What about coneys/chili dogs? I favor a minimalist construction: frank, chili, maybe some raw onion on the top. But once, when I was a kid, my father took me to Orange Julius & I got a chili dog–I had no idea they would put all this extraneous crap on it–relish? mustard? Hey, it’s a chili dog!
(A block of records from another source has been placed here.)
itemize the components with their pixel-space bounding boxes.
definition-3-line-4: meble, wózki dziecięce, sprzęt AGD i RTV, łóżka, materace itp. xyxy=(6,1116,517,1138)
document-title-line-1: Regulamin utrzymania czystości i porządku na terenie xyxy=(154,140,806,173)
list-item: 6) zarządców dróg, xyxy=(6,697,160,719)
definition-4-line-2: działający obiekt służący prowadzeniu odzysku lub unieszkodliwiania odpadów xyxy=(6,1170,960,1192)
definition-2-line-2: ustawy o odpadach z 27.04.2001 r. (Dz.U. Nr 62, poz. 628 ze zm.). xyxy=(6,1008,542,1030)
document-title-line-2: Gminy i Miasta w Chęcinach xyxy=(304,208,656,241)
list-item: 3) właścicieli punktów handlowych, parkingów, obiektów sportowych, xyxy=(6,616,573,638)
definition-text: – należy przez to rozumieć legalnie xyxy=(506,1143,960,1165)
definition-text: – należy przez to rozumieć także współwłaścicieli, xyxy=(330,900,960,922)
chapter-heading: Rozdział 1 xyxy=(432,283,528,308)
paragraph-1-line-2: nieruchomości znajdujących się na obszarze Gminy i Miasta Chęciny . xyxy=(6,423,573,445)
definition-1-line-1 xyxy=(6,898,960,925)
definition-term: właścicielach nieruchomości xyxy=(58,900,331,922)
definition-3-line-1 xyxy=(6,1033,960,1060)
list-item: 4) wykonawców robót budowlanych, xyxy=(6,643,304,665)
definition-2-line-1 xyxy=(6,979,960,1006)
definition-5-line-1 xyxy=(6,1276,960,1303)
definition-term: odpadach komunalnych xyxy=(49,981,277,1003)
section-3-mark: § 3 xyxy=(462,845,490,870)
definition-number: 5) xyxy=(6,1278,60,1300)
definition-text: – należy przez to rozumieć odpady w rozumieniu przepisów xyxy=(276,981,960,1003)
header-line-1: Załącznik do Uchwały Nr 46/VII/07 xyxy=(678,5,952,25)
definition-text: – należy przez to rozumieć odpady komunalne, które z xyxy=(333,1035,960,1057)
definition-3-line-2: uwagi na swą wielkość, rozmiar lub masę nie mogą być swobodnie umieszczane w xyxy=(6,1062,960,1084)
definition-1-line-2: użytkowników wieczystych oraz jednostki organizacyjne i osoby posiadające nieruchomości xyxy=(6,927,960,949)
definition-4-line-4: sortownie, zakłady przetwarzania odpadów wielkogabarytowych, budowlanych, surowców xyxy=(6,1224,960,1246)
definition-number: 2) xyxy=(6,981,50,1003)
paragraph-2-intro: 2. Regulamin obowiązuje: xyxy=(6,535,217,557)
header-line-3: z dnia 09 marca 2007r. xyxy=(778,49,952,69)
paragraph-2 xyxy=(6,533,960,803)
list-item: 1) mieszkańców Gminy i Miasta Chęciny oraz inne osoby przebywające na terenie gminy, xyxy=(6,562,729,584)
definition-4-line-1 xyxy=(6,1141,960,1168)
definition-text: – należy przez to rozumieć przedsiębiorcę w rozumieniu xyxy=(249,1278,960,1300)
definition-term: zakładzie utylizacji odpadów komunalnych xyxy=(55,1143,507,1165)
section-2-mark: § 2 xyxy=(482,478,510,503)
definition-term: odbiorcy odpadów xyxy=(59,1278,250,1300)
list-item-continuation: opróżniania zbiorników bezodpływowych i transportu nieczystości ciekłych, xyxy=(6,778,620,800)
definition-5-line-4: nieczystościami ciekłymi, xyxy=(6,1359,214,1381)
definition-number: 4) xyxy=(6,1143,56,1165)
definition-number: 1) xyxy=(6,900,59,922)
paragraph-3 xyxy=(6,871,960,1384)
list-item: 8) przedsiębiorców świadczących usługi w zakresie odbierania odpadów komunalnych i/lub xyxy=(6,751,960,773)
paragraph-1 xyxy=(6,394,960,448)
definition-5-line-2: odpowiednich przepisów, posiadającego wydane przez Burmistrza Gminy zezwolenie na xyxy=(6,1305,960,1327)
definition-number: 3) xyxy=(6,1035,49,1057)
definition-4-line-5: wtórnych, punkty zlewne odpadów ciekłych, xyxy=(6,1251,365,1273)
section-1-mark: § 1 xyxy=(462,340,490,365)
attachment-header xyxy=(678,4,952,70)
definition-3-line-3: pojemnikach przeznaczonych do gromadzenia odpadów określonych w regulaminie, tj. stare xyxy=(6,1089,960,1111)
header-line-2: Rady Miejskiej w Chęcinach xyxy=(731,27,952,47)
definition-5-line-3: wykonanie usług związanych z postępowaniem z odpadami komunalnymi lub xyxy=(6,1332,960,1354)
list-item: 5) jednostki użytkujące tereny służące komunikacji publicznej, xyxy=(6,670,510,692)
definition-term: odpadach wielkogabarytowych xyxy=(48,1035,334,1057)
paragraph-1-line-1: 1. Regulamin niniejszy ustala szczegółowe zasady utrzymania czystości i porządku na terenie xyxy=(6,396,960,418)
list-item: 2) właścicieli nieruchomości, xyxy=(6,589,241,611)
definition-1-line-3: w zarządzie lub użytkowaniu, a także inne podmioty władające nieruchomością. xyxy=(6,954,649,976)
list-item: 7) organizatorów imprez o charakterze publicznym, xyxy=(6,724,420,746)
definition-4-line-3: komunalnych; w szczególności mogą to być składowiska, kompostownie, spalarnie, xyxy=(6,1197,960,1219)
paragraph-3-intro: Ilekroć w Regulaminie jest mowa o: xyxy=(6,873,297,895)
If I asked for “the works” I could imagine onions & jalapeños, maybe chives or raw tomatoes,[sup]*[/sup] but no, I repeat no, liquified condiments, they’re stepping on the chili’s toes!!

  • Not that I’ve ever had a coney like this, but it would make something resembling rational sense to me.

Well there ain’t nothin’ meaner
Than a wiener from Pasadena
At Karl’s Disco Wiener Teener Haven
They sizzle, they grizzle
You step up to the griddle
At Karl’s Disco Wiener Haven
You tell me and I’ll fetch up
Karl’s Disco Wiener Teener Haven
K-A-R-L’S
Disco Wiener Haven
Salsa y ketchup
Salsa y ketchup
Salsa y ketchup…

Hey, it’s your hot dog, put whatever you want on it-who cares what’s “proper”?
I personally like ketchup on my 'dog, along with mustard, minced onions and cheese.

However, if it’s not Heinz Ketchup, then that’s just nasty.

All I can say is ditto.

Having been a long time ketchup eater, I gave a shot at dressing my dog like the column says. Not bad, though I dunno if it’s entirely worth the added effort here at home. Maybe if I’m ever in Chicago I’ll see what all the fuss is about.

Mostly what it made me wonder was this: Do you all up there have some freakishly huge buns or something? With what we have down here, putting all that stuff on a dog is surefire way to turn it into a sandwich, with a discrete piece of bread on each side of the wiener.

By a remarkable coincidence, this was my nickname in college.

[hijack]You’re in H-Town too, eh? Awesome. I figured that even given the obviously low IQ of the average Houstonian, the city’s sheer size would dictate that I’d bump into another Doper or two. You are the first.

The nastiest thing on the James Coney Island Menu, by far, is the “Philly Cheese Steak,” which is grilled to gray, chewy perfection and served on a hot dog bun. Eww. [/hijack]

In response to the OP, I think Cecil’s point (and I agree) is that if you think hot dogs taste fine with ketchup, or better with ketchup, it’s probably because you haven’t had a really good hot dog.

I like the people who say, “Not that pre-packaged Oscar Meyer crap, I’m talkin’ 'bout REAL beef hot dogs.”

Just because it says “real beef” doesn’t mean you’re getting a hot dog made from filet mignon. Cow ass is “real beef”.

Food snobs are in the same class as the fashion police. Two breeds who need to die out.

such passion. to be able to find such meaning in so little. marvelous.

If you have good dogs in Chicago, then why on earth do you ruin them with all the garbage youse guys put on them? (A “Chicago” dog)

As far as ketchup, my kids, now teenagers, used that vile substance on their food when they were very young. But they out-grew it.

I don’t get this thread. If someone wants maple syrup and anchovies on their hot dogs, how is it wrong or anyone else’s business?